И война вообще полезла во все щели. Она выползла на улицы. В городах маршировали колонны солдат, на вокзалах в поезда грузили пушки и лошадей. Мы с мамой перестали бывать в Басанцах – там было «неспокойно». Вся наша семья поселилась в Петербурге. Родственников оставили в имениях. Столица военного времени открыла мне три новых слова: безработица, стачка и бойкот. Для меня они воплощались в темных толпах людей на улицах Петербурга, которые мрачновато брели куда-то и мимо которых мы старались побыстрее проехать на лихаче или на автомобиле.
Петербург стали называть Петроградом.
В газетах про немцев писали злые стихи и рисовали карикатуры. Ваня с Ильей любили зачитывать их вслух.
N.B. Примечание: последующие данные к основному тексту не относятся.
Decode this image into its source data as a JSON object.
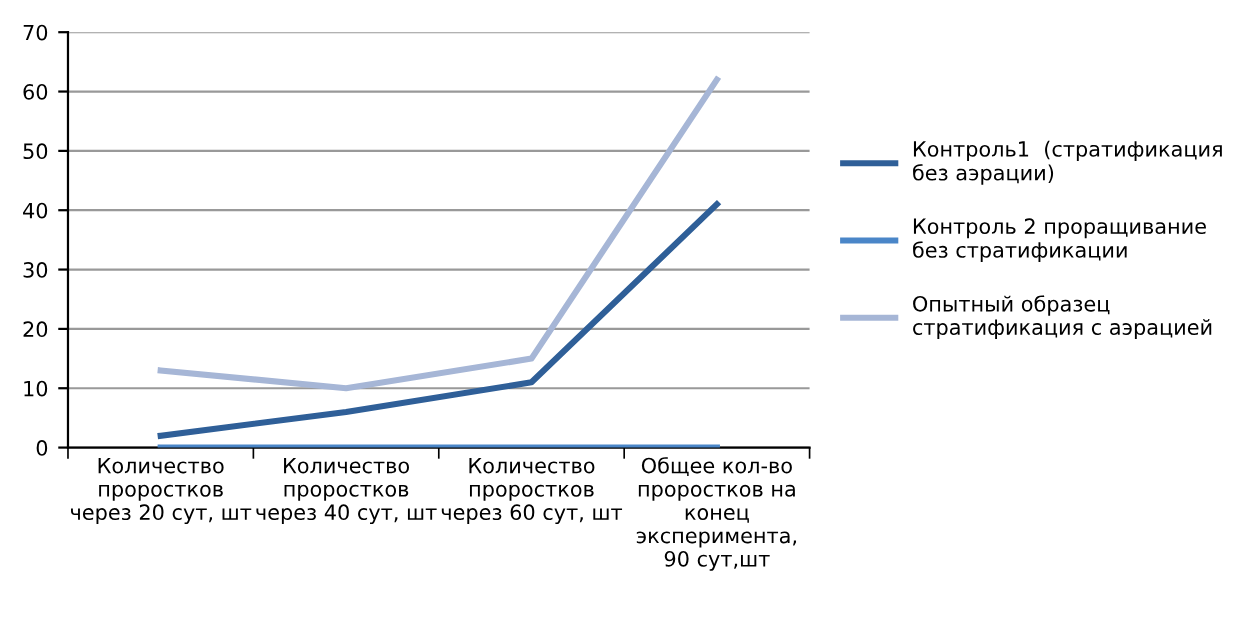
{
  "chart_data": {
    "type": "line",
    "categories": [
      "Количество\nпроростков\nчерез 20 сут, шт",
      "Количество\nпроростков\nчерез 40 сут, шт",
      "Количество\nпроростков\nчерез 60 сут, шт",
      "Общее кол-во\nпроростков на\nконец\nэксперимента,\n90 сут,шт"
    ],
    "series": [
      {
        "name": "Контроль1  (стратификация\nбез аэрации)",
        "color": "#2f5f98",
        "values": [
          2,
          6,
          11,
          41
        ]
      },
      {
        "name": "Контроль 2 проращивание\nбез стратификации",
        "color": "#4a86c8",
        "values": [
          0,
          0,
          0,
          0
        ]
      },
      {
        "name": "Опытный образец\nстратификация с аэрацией",
        "color": "#a6b6d6",
        "values": [
          13,
          10,
          15,
          62
        ]
      }
    ],
    "ylim": [
      0,
      70
    ],
    "yticks": [
      0,
      10,
      20,
      30,
      40,
      50,
      60,
      70
    ],
    "grid": "y",
    "legend": "right",
    "marker": "none"
  }
}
Все немцы для меня делились тогда на два типа: один – пузатый, с мясисто-хохочущей мордой, в рогатой каске, с саблей в руке; другой – худой как палка, в фуражке, с моноклем, стеком и с кисло-презрительным выражением узкого лица.
Старшая сестра Ариша принесла из гимназии патриотическую песню. Оказывается, на уроке пения они всем классом сочинили музыку к стихам некоего провинциального учителя:
Настя с Аришей аккомпанировали в четыре руки, а я судовольствием пел, стоя на стуле.
Переехав в большой город, я заметил, что в нем все происходит быстрее, чем в Басанцах или Васкелово: люди двигались и говорили быстрее, извозчики мчались и кричали, автомобили гудели и тарахтели, гимназисты спешили в гимназии, газетчики орали про «наши потери», отец входил в квартиру, сбрасывая шубу, торопливо ел, запирался в кабинете со своим помощником, потом уносился на автомобиле с комиссионерами и исчезал на неделю. Мама тоже двигалась гораздо быстрее, куда-то ездила и что-то покупала. Мы часто и быстро ходили в гости. У меня появилось много новых друзей – мальчиков и девочек.
Меня усиленно готовили в гимназию: я занимался с Диденко русским языком и арифметикой, а с madame Panaget – французским и немецким. И занятия шли гораздо быстрее, чем прежде.
Даже оба наших мопса, Кайзер и Шустрик, теперь быстрей бегали, громче лаяли и чаще какали на ковер.
Рождество 1917 года мы праздновали в большом доме новых папиных друзей. Отец к тому времени вдруг резко прекратил все поездки и целиком отдался новому грозному слову, которое, как могучая метла, вымело из нашего дома «эшелоны колотого рафинада» и «вагоны с мыльной стружкой». Слово это было «Дума». Оно, словно толстый Пацюк из рождественской сказки Гоголя, вошло в нашу гостиную и надолго расселось там. Вместе с ним стали приходить и допоздна рассиживаться новые папины друзья. Почти все они внешне были одинаковые и сильно отличались от высокого и сухопарого папы: малорослые, подвижные, крепкотелые, с широкими бритыми затылками, подстриженными бородами и подвитыми усами, они много курили и непрерывно спорили. Потом, наспорившись и накурившись до хрипоты, они что-то писали, одновременно диктуя сами себе, затем пили с папой вино и ехали ужинать к Эрнесту или к новому Донону. Отец теперь был занят только политикой, ходил на заседания могучей и неведомой мне Думы и в разговорах с матушкой часто говорил о каком-то нарыве, который «вот-вот прорвется», и что «надо не упустить момент».